Why the 529-to-Roth IRA Transfer Rule Is a Game-Changer

The new 529-to-Roth IRA transfer rule, which President Biden signed into law at the end of 2022 as part of a $1.7 trillion spending bill, intends to ease many of the concerns parents previously had about overfunding a 529 plan.

Currently, a few options exist for allocating unused 529 plan funds. These include naming a new beneficiary to replace the old one, withdrawing up to $10,000 to pay down eligible student loans, or withdrawing the remaining funds for non-educational purposes and paying the associated taxes.

This has deterred many people from contributing the maximum allowable amount to a 529 plan. However, the new rule provides a safety net by allowing account owners to roll over unused funds to a Roth IRA.

As a result, parents and other benefactors can invest more confidently in 529 plans, knowing they can avoid unintended taxation if the beneficiary’s plans change. Transferring the balance to a Roth IRA not only allows the funds to continue growing tax-free but also gives the beneficiary a head-start on their retirement savings. 

Limitations of the 529-to-Roth IRA Transfer Rule

While the new rule may be a boon for many families, it comes with specific limitations:

  • Lifetime Maximum: A beneficiary can transfer a lifetime maximum of $35,000 from a 529 plan to a Roth IRA. Any funds that exceed this limit may be subject to taxes and other penalties.
  • Transfer Restrictions: Funds can only be transferred to the 529 plan beneficiary’s Roth IRA. In other words, parents can’t convert unused contributions back to their own retirement accounts.
  • Account Age: The 529 account must have been in existence for at least 15 years before any transfers can be made.
  • Five-Year Rule: Beneficiaries can’t transfer any contributions or earnings on contributions from the last five years to a Roth IRA, potentially delaying the conversion process.
  • Annual Contribution Limits: Transfers are subject to the annual Roth IRA contribution limits ($6,500 as of 2023), even if the 529 plan has more funds. Therefore, it would currently take roughly six years to convert $35,000 from a 529 plan to a Roth IRA. However, there’s no upper-income constraint for transferring 529 plan funds to a Roth account.

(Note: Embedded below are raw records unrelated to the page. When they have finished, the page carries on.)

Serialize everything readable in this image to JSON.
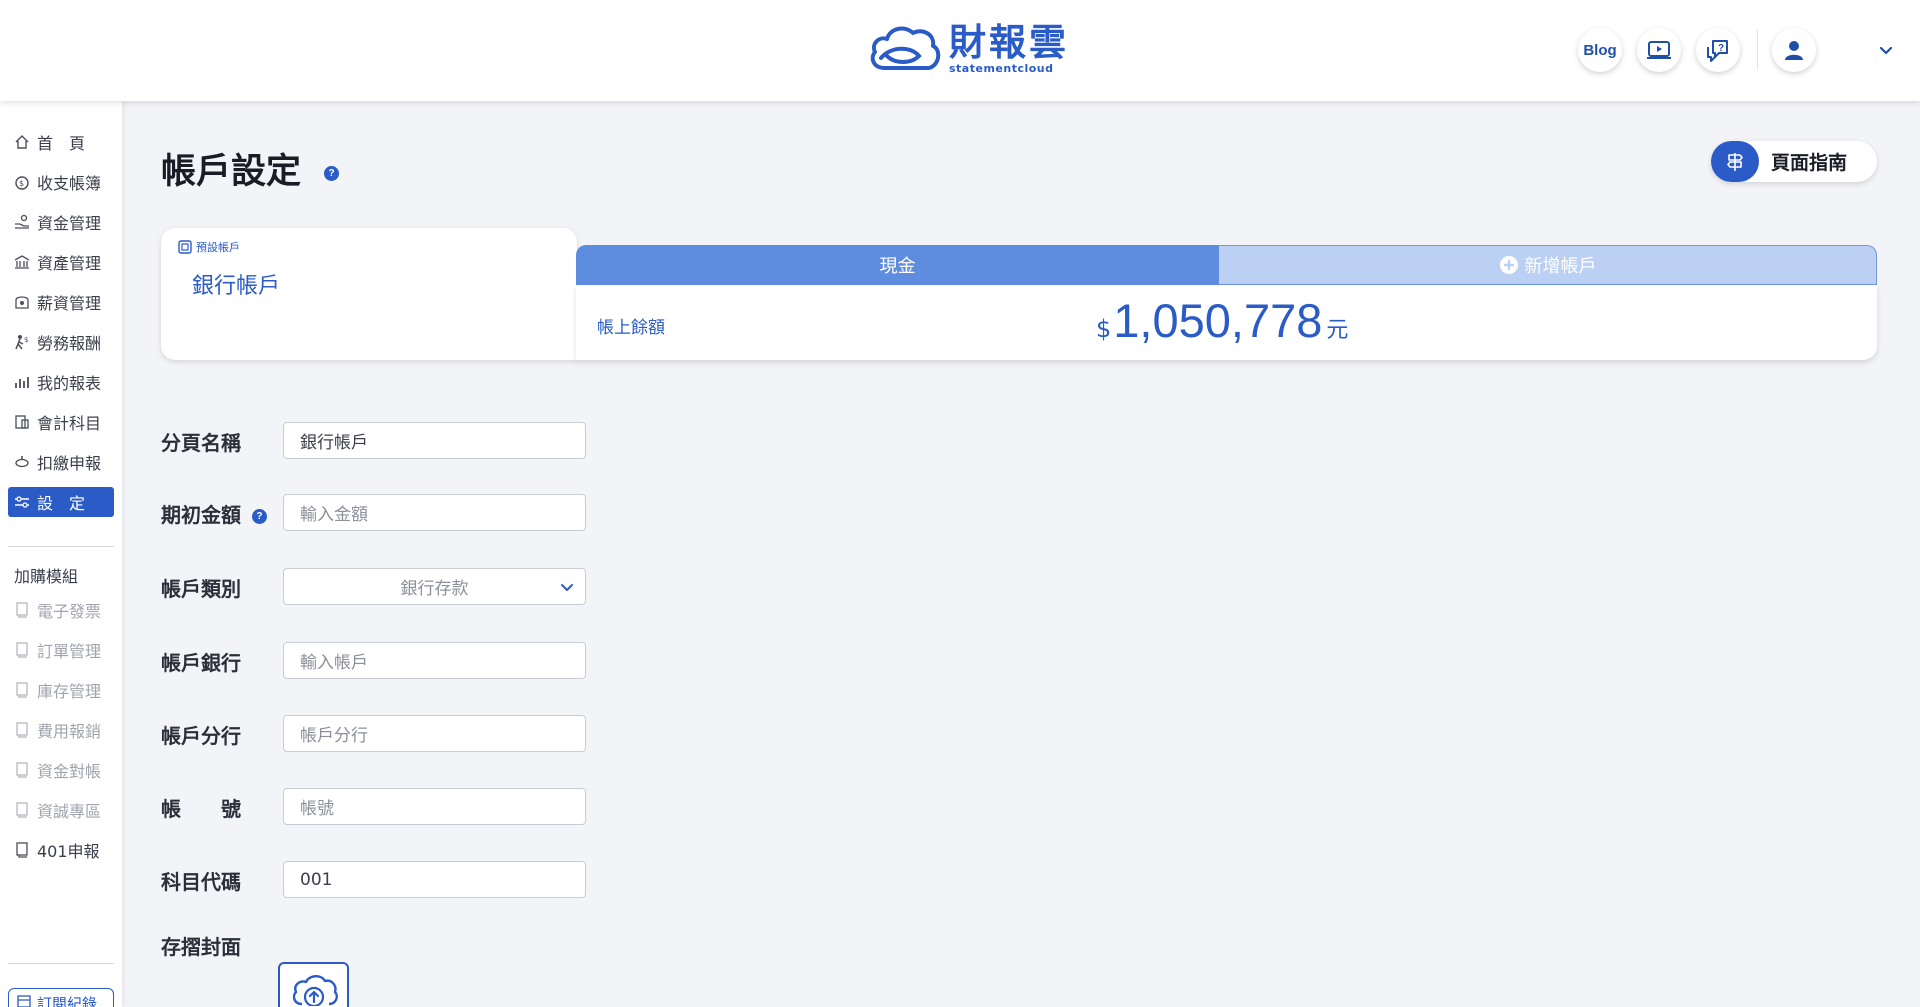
{
  "header": {
    "logo_text": "財報雲",
    "logo_subtext": "statementcloud",
    "blog_label": "Blog",
    "icons": [
      "video-tutorial-icon",
      "support-chat-icon",
      "user-avatar-icon",
      "chevron-down-icon"
    ]
  },
  "sidebar": {
    "items": [
      {
        "label": "首　頁",
        "icon": "home-icon"
      },
      {
        "label": "收支帳簿",
        "icon": "money-bag-icon"
      },
      {
        "label": "資金管理",
        "icon": "hand-coin-icon"
      },
      {
        "label": "資產管理",
        "icon": "building-icon"
      },
      {
        "label": "薪資管理",
        "icon": "wallet-icon"
      },
      {
        "label": "勞務報酬",
        "icon": "worker-icon"
      },
      {
        "label": "我的報表",
        "icon": "chart-icon"
      },
      {
        "label": "會計科目",
        "icon": "ledger-icon"
      },
      {
        "label": "扣繳申報",
        "icon": "stamp-icon"
      },
      {
        "label": "設　定",
        "icon": "sliders-icon"
      }
    ],
    "active_item": "設　定",
    "addon_heading": "加購模組",
    "addons": [
      {
        "label": "電子發票",
        "enabled": false
      },
      {
        "label": "訂單管理",
        "enabled": false
      },
      {
        "label": "庫存管理",
        "enabled": false
      },
      {
        "label": "費用報銷",
        "enabled": false
      },
      {
        "label": "資金對帳",
        "enabled": false
      },
      {
        "label": "資誠專區",
        "enabled": false
      },
      {
        "label": "401申報",
        "enabled": true
      }
    ],
    "bottom_button": "訂閱紀錄"
  },
  "page": {
    "title": "帳戶設定",
    "help_mark": "?",
    "guide_button": "頁面指南"
  },
  "account_card": {
    "default_tag": "預設帳戶",
    "default_name": "銀行帳戶",
    "tabs": [
      {
        "label": "現金",
        "selected": true
      },
      {
        "label": "新增帳戶",
        "selected": false
      }
    ],
    "balance_label": "帳上餘額",
    "currency_symbol": "$",
    "balance_value": "1,050,778",
    "balance_unit": "元"
  },
  "form": {
    "tab_name": {
      "label": "分頁名稱",
      "value": "銀行帳戶"
    },
    "opening_amount": {
      "label": "期初金額",
      "placeholder": "輸入金額"
    },
    "account_type": {
      "label": "帳戶類別",
      "selected": "銀行存款"
    },
    "bank": {
      "label": "帳戶銀行",
      "placeholder": "輸入帳戶"
    },
    "branch": {
      "label": "帳戶分行",
      "placeholder": "帳戶分行"
    },
    "account_no": {
      "label": "帳　　號",
      "placeholder": "帳號"
    },
    "subject_code": {
      "label": "科目代碼",
      "value": "001"
    },
    "passbook_cover": {
      "label": "存摺封面"
    }
  },
  "colors": {
    "accent": "#2a5bc7",
    "tab_selected": "#5e8de0",
    "tab_unselected": "#bcd0f3",
    "page_bg": "#f3f4f7"
  }
}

Because of the new rule’s restrictions, transferring 529 plan funds to a Roth IRA may be a long-term play for many families. Nevertheless, the rule change may motivate more parents to contribute to 529 plans on behalf of their children rather than opt for less tax-efficient savings options.

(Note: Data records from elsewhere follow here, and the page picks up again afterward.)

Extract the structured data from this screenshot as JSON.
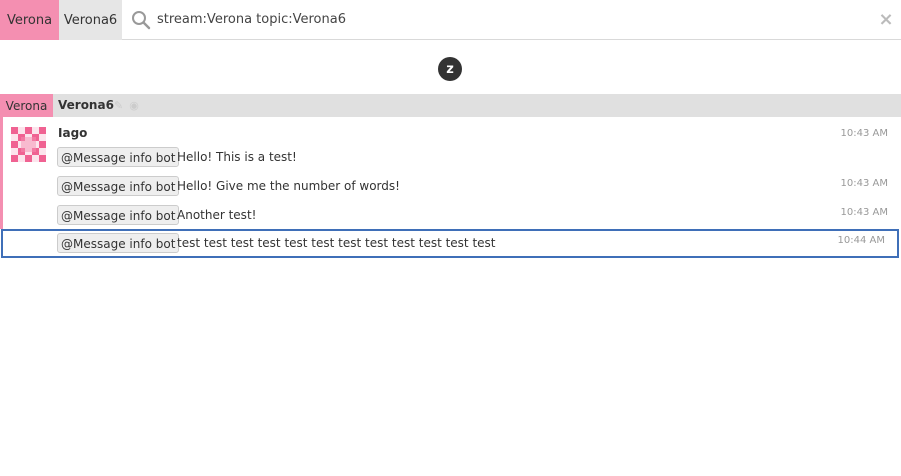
{
  "narrow": {
    "stream": "Verona",
    "topic": "Verona6",
    "query": "stream:Verona topic:Verona6",
    "close_icon": "×"
  },
  "logo": {
    "letter": "z"
  },
  "recipient_header": {
    "stream": "Verona",
    "topic": "Verona6"
  },
  "sender": {
    "name": "Iago",
    "time": "10:43 AM"
  },
  "messages": [
    {
      "mention": "@Message info bot",
      "text": "Hello! This is a test!",
      "time": ""
    },
    {
      "mention": "@Message info bot",
      "text": "Hello! Give me the number of words!",
      "time": "10:43 AM"
    },
    {
      "mention": "@Message info bot",
      "text": "Another test!",
      "time": "10:43 AM"
    },
    {
      "mention": "@Message info bot",
      "text": "test test test test test test test test test test test test",
      "time": "10:44 AM"
    }
  ],
  "colors": {
    "stream": "#f48fb1",
    "selected_border": "#3f6fb8"
  }
}
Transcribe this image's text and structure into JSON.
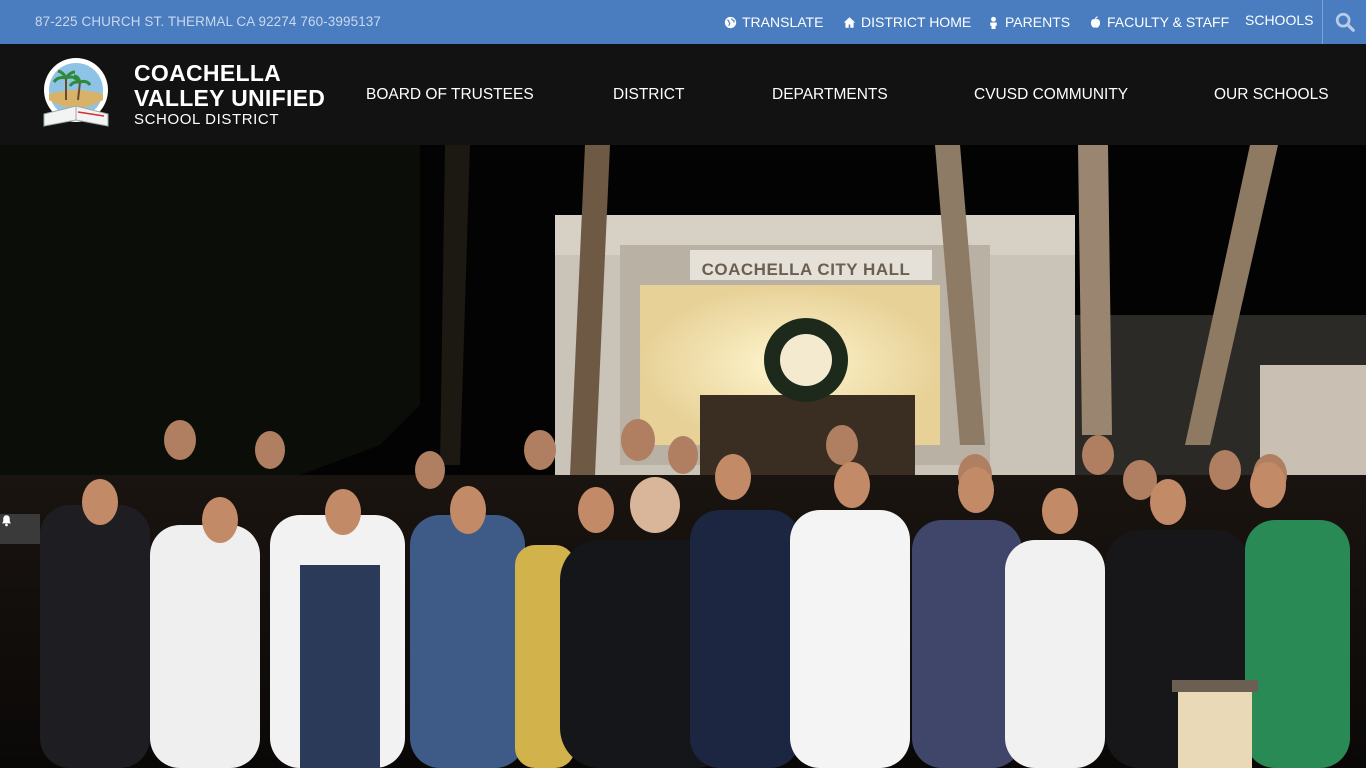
{
  "utility": {
    "address": "87-225 CHURCH ST. THERMAL CA 92274 760-3995137",
    "links": [
      {
        "label": "TRANSLATE",
        "icon": "globe-icon"
      },
      {
        "label": "DISTRICT HOME",
        "icon": "home-icon"
      },
      {
        "label": "PARENTS",
        "icon": "person-icon"
      },
      {
        "label": "FACULTY & STAFF",
        "icon": "apple-icon"
      },
      {
        "label": "SCHOOLS",
        "icon": ""
      }
    ],
    "search_icon": "search-icon",
    "bar_color": "#4a7cc0"
  },
  "brand": {
    "line1": "COACHELLA",
    "line2": "VALLEY UNIFIED",
    "line3": "SCHOOL DISTRICT"
  },
  "nav": {
    "items": [
      "BOARD OF TRUSTEES",
      "DISTRICT",
      "DEPARTMENTS",
      "CVUSD COMMUNITY",
      "OUR SCHOOLS"
    ],
    "bar_color": "#121212"
  },
  "hero": {
    "sign_text": "COACHELLA CITY HALL",
    "alert_icon": "bell-icon"
  }
}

Navigating the New Rule’s Limitations

Indeed, the new 529-to-Roth IRA transfer rule has a variety of restrictions that may not be ideal for every family. Thus, the following considerations may be helpful when it comes to navigating these limitations and maximizing the rule’s potential benefits:

  • Capital Appreciation: Since transfers are subject to annual Roth IRA contribution limits, a 529 plan that has less than $35,000 in it when the conversion process begins may exceed this limit as time passes due to capital appreciation. Therefore, parents and beneficiaries may want to consider the potential impact of their investment selections and plan accordingly.
  • Account Minimums: In most cases, the amount required to open a 529 plan is minimal. To sidestep the 15-year limitation, parents with younger children may want to consider opening a 529 plan on their behalf as soon as possible, even if they only have a small amount of money to contribute.
  • Five-Year Rule: Once a beneficiary indicates that they no longer intend to use their 529 plan funds for educational purposes, parents may be wise to suspend future contributions to the account to avoid delays due to the five-year rule.

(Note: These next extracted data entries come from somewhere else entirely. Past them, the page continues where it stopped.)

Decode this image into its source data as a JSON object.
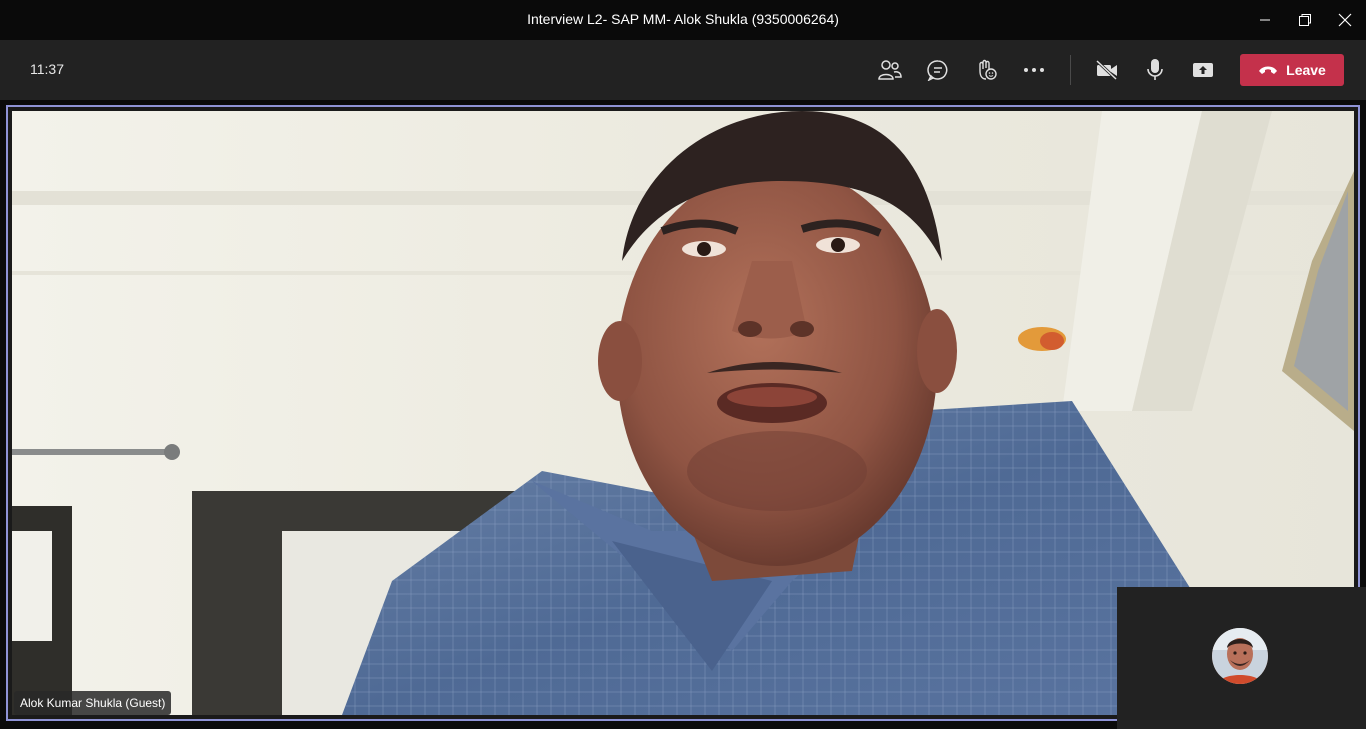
{
  "window": {
    "title": "Interview L2- SAP MM- Alok Shukla (9350006264)",
    "controls": [
      "minimize-icon",
      "restore-icon",
      "close-icon"
    ]
  },
  "toolbar": {
    "time": "11:37",
    "buttons": [
      "participants-icon",
      "chat-icon",
      "reactions-icon",
      "more-options-icon",
      "camera-off-icon",
      "microphone-icon",
      "share-screen-icon"
    ],
    "leave_label": "Leave"
  },
  "stage": {
    "participant_name": "Alok Kumar Shukla (Guest)"
  },
  "colors": {
    "toolbar_bg": "#222222",
    "stage_border": "#8f93d6",
    "leave_button": "#c4314b"
  }
}
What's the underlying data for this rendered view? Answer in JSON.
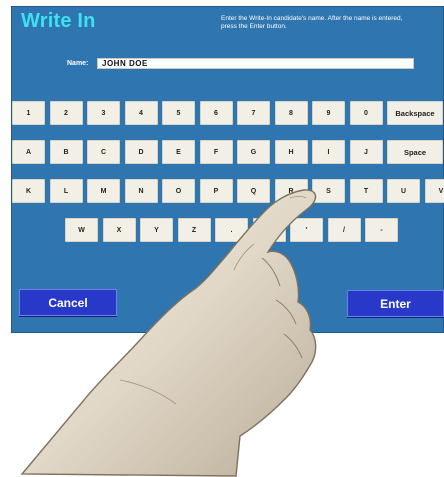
{
  "screen": {
    "title": "Write In",
    "instructions": [
      "Enter the Write-In candidate's name. After the name is entered,",
      "press the Enter button."
    ],
    "name_label": "Name:",
    "name_value": "JOHN  DOE"
  },
  "keyboard": {
    "row1": [
      "1",
      "2",
      "3",
      "4",
      "5",
      "6",
      "7",
      "8",
      "9",
      "0"
    ],
    "row1_wide": "Backspace",
    "row2": [
      "A",
      "B",
      "C",
      "D",
      "E",
      "F",
      "G",
      "H",
      "I",
      "J"
    ],
    "row2_wide": "Space",
    "row3": [
      "K",
      "L",
      "M",
      "N",
      "O",
      "P",
      "Q",
      "R",
      "S",
      "T",
      "U",
      "V"
    ],
    "row4": [
      "W",
      "X",
      "Y",
      "Z",
      ".",
      ",",
      "'",
      "/",
      "-"
    ]
  },
  "buttons": {
    "cancel": "Cancel",
    "enter": "Enter"
  },
  "colors": {
    "screen_bg": "#2f75b0",
    "title": "#3fe0f0",
    "key_bg": "#f1efe6",
    "button_bg": "#2838c8"
  }
}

While the new 529-to-Roth IRA transfer rule is a significant step forward, its nuances and limitations may add a layer of complexity to the college savings process. To avoid potentially costly mistakes and make the most of your children’s educational and retirement savings, consider working with an experienced financial advisor, who can guide you skillfully through these opportunities and challenges.